Peter James' DenialWhat makes a good thriller? There are certain authors who have turned the humble thriller into a virtual art-form. There are others who have managed to combine Horror and human Angst into a potent mix of genre novel and mainstream work. Thomas Harris managed this with the seminal The Silence of the Lambs, Stephen King and Dean Koontz have achieved it with several novels, and with Denial, Peter James firmly stakes his claim to the territory.

Thomas Lamark’s mother was, in her past, a film idol. In the present she clings to her memories and brings young Thomas up as a virtual recluse, denied all form of interaction with the outside world. Not knowing any better, Thomas accepts this unhealthy way of life until the day that his mother dies in bed. This event triggers in Thomas a deep-rooted need to blame others, and the prime focus of his anger is the psychiatrist Michael Tennant who should have helped his mother. Tennant will have to learn a lesson about life, one planned out and executed by Thomas Lamark.

With this simple scenario, James presents a novel of brutal effectiveness. Tennant is blissfully unaware of Lamark’s obsession with him, until his girlfriend simply vanishes. That she has been snatched by Lamark is known only to the reader, and this unstable character has already kidnapped and tortured to death several other people for minor and perceived crimes against his mother.

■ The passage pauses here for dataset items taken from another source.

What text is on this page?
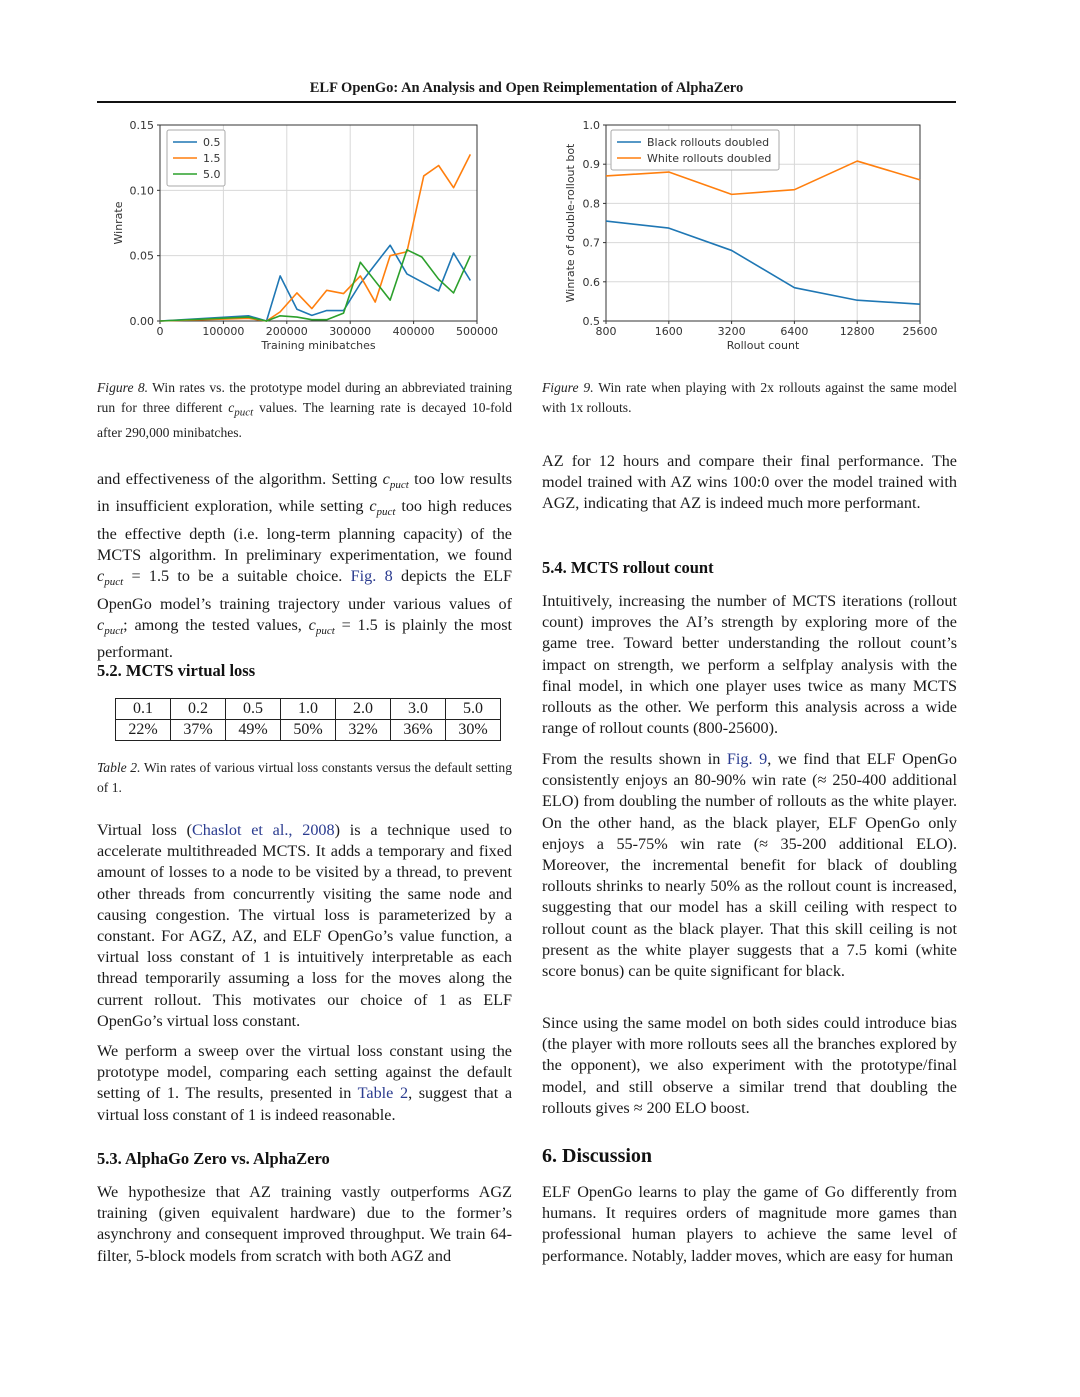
ELF OpenGo: An Analysis and Open Reimplementation of AlphaZero
0	100000 200000 300000 400000 500000
0.00
0.05
0.10
0.15
Training minibatches
Winrate
0.5
1.5
5.0
800	1600	3200	6400	12800	25600
0.5
0.6
0.7
0.8
0.9
1.0
Rollout count
Winrate of double-rollout bot
Black rollouts doubled
White rollouts doubled
Figure 8. Win rates vs. the prototype model during an abbreviated training run for three different $c_{puct}$ values. The learning rate is decayed 10-fold after 290,000 minibatches.
Figure 9. Win rate when playing with 2x rollouts against the same model with 1x rollouts.
and effectiveness of the algorithm. Setting $c_{puct}$ too low results in insufficient exploration, while setting $c_{puct}$ too high reduces the effective depth (i.e. long-term planning capacity) of the MCTS algorithm. In preliminary experimentation, we found $c_{puct} = 1.5$ to be a suitable choice. Fig. 8 depicts the ELF OpenGo model’s training trajectory under various values of $c_{puct}$; among the tested values, $c_{puct} = 1.5$ is plainly the most performant.
5.2. MCTS virtual loss
0.1	0.2	0.5	1.0	2.0	3.0	5.0
22%	37%	49%	50%	32%	36%	30%
Table 2. Win rates of various virtual loss constants versus the default setting of 1.
Virtual loss (Chaslot et al., 2008) is a technique used to accelerate multithreaded MCTS. It adds a temporary and fixed amount of losses to a node to be visited by a thread, to prevent other threads from concurrently visiting the same node and causing congestion. The virtual loss is parameterized by a constant. For AGZ, AZ, and ELF OpenGo’s value function, a virtual loss constant of 1 is intuitively interpretable as each thread temporarily assuming a loss for the moves along the current rollout. This motivates our choice of 1 as ELF OpenGo’s virtual loss constant.
We perform a sweep over the virtual loss constant using the prototype model, comparing each setting against the default setting of 1. The results, presented in Table 2, suggest that a virtual loss constant of 1 is indeed reasonable.
5.3. AlphaGo Zero vs. AlphaZero
We hypothesize that AZ training vastly outperforms AGZ training (given equivalent hardware) due to the former’s asynchrony and consequent improved throughput. We train 64-filter, 5-block models from scratch with both AGZ and
AZ for 12 hours and compare their final performance. The model trained with AZ wins 100:0 over the model trained with AGZ, indicating that AZ is indeed much more performant.
5.4. MCTS rollout count
Intuitively, increasing the number of MCTS iterations (rollout count) improves the AI’s strength by exploring more of the game tree. Toward better understanding the rollout count’s impact on strength, we perform a selfplay analysis with the final model, in which one player uses twice as many MCTS rollouts as the other. We perform this analysis across a wide range of rollout counts (800-25600).
From the results shown in Fig. 9, we find that ELF OpenGo consistently enjoys an 80-90% win rate (≈ 250-400 additional ELO) from doubling the number of rollouts as the white player. On the other hand, as the black player, ELF OpenGo only enjoys a 55-75% win rate (≈ 35-200 additional ELO). Moreover, the incremental benefit for black of doubling rollouts shrinks to nearly 50% as the rollout count is increased, suggesting that our model has a skill ceiling with respect to rollout count as the black player. That this skill ceiling is not present as the white player suggests that a 7.5 komi (white score bonus) can be quite significant for black.
Since using the same model on both sides could introduce bias (the player with more rollouts sees all the branches explored by the opponent), we also experiment with the prototype/final model, and still observe a similar trend that doubling the rollouts gives ≈ 200 ELO boost.
6. Discussion
ELF OpenGo learns to play the game of Go differently from humans. It requires orders of magnitude more games than professional human players to achieve the same level of performance. Notably, ladder moves, which are easy for human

With more than a shade of Hannibal Lecter in the finale (perhaps a little too much homage there?) Denial cracks along at a roller-coaster pace. As Tennant edges his way closer and closer to Lamark, together with the police investigating another of Lamark’s victims, and Lamark planning the death of Tennant’s girlfriend, the novel becomes (in a word) unputdownable. This is brilliant stuff: with great characters, reacting in a realistic and believable way to pure and brutal evil. If you’re a fan of Harris, King or Koontz, then add James to your list of must-read authors.